Secondary airports probably have a better long term potential if major airports in the region become gate-constrained.
“Our experience in Boston showed that when secondary airports offer viable alternative service, economic development increases across the whole region,” said Thomas Kinton, President of Kinton and former head of Massport – which oversees three airports including Boston Logan as well as over a dozen critical transportation entities -- in a May 17 press release.
“With airlines flying in and out of Providence and Manchester Boston, the greater Boston area saw more destinations served with direct flights, competitive pricing and an ease in congestion.
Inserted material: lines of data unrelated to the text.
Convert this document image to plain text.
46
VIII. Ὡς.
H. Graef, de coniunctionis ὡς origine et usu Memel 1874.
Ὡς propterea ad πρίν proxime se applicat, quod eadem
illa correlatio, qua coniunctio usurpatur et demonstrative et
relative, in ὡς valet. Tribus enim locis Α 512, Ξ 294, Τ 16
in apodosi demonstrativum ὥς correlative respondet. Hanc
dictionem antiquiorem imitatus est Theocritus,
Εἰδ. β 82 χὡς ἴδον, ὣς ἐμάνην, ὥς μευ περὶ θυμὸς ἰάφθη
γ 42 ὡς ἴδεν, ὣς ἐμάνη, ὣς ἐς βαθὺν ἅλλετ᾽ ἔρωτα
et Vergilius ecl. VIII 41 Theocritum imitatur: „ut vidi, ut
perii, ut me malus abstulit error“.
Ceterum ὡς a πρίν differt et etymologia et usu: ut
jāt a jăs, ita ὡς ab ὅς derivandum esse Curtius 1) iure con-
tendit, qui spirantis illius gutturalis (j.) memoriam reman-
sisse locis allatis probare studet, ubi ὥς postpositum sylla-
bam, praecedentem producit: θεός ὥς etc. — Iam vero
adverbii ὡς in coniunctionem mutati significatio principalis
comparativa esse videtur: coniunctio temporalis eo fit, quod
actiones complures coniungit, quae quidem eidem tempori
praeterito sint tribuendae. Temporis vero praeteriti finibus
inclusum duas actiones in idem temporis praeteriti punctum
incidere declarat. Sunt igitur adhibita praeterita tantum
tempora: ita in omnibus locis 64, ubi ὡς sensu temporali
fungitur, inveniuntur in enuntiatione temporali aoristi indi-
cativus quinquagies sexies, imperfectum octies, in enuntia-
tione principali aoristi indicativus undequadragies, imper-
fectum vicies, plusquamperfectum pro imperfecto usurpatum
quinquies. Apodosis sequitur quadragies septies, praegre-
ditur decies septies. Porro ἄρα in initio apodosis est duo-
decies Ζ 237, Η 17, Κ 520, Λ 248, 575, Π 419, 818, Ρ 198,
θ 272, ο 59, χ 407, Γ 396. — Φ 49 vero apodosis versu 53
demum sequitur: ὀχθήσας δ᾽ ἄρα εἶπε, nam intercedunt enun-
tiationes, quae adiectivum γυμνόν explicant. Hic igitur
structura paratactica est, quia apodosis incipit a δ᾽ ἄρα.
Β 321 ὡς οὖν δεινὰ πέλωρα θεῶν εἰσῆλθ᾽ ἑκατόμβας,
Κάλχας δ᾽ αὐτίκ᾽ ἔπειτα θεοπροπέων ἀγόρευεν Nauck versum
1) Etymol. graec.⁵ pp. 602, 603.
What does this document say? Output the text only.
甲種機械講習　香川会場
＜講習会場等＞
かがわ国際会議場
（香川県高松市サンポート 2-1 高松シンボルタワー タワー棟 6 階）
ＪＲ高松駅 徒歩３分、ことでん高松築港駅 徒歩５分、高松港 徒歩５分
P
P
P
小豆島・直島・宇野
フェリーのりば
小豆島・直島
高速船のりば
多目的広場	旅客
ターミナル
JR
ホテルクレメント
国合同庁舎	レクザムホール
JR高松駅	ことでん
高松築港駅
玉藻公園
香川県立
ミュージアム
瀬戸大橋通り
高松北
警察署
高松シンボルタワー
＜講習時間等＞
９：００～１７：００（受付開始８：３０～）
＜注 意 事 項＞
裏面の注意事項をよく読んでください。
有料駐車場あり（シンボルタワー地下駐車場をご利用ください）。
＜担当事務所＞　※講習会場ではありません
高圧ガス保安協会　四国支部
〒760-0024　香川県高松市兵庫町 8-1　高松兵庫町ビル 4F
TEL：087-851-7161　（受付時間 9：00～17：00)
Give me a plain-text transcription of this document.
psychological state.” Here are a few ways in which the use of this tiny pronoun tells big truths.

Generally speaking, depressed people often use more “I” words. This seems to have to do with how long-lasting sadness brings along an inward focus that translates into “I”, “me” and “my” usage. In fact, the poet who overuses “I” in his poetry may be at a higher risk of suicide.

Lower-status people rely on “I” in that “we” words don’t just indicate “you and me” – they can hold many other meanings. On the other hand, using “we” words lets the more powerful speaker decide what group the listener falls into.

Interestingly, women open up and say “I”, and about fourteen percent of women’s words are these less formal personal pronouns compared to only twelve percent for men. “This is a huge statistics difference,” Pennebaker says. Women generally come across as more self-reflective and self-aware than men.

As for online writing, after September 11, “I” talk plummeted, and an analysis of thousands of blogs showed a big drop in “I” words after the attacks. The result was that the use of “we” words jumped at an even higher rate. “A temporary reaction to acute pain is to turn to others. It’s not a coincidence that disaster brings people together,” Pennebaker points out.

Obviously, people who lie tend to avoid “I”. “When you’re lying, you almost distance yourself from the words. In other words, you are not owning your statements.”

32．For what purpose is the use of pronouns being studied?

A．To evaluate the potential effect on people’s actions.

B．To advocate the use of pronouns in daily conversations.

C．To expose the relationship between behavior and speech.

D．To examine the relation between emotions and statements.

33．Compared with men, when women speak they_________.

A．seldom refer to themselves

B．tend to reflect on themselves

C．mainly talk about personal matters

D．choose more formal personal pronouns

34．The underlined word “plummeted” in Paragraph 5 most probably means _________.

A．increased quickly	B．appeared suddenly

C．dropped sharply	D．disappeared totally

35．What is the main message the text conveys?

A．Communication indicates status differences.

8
We believe the same thing would happen in Atlanta, which would be great for area residents.”
Brett Smith, CEO of Propeller Airports, agreed with the sentiment.
“Redeveloping Briscoe Field will improve the travel experience for metro area residents and create a significant amount of local jobs,” said Smith. “People deserve to finally have another choice; Atlanta is the only major top 10 metropolitan area in the United States without a secondary airport.
The fact that the region only has one option negatively impacts Atlanta’s economic competitiveness and its standing as a world class city.”
Proponents of privatization -- which would not necessarily mean commercial flights -- see it as a way to improve the airport's economic performance and to reinvigorate the county's economy. Most of the vocal opposition comes from residents who live near the airport and are concerned about flight noise and declining property values.
Earlier this month, the Airport Privatization Citizen Review Committee, which was set up by the Gwinnett County Board of Commissioners to study the feasibilty of allowing a private company to run the county-owned facility, voted 6-0 (with five committee members abstaining) to keep the facility as a general aviation airport.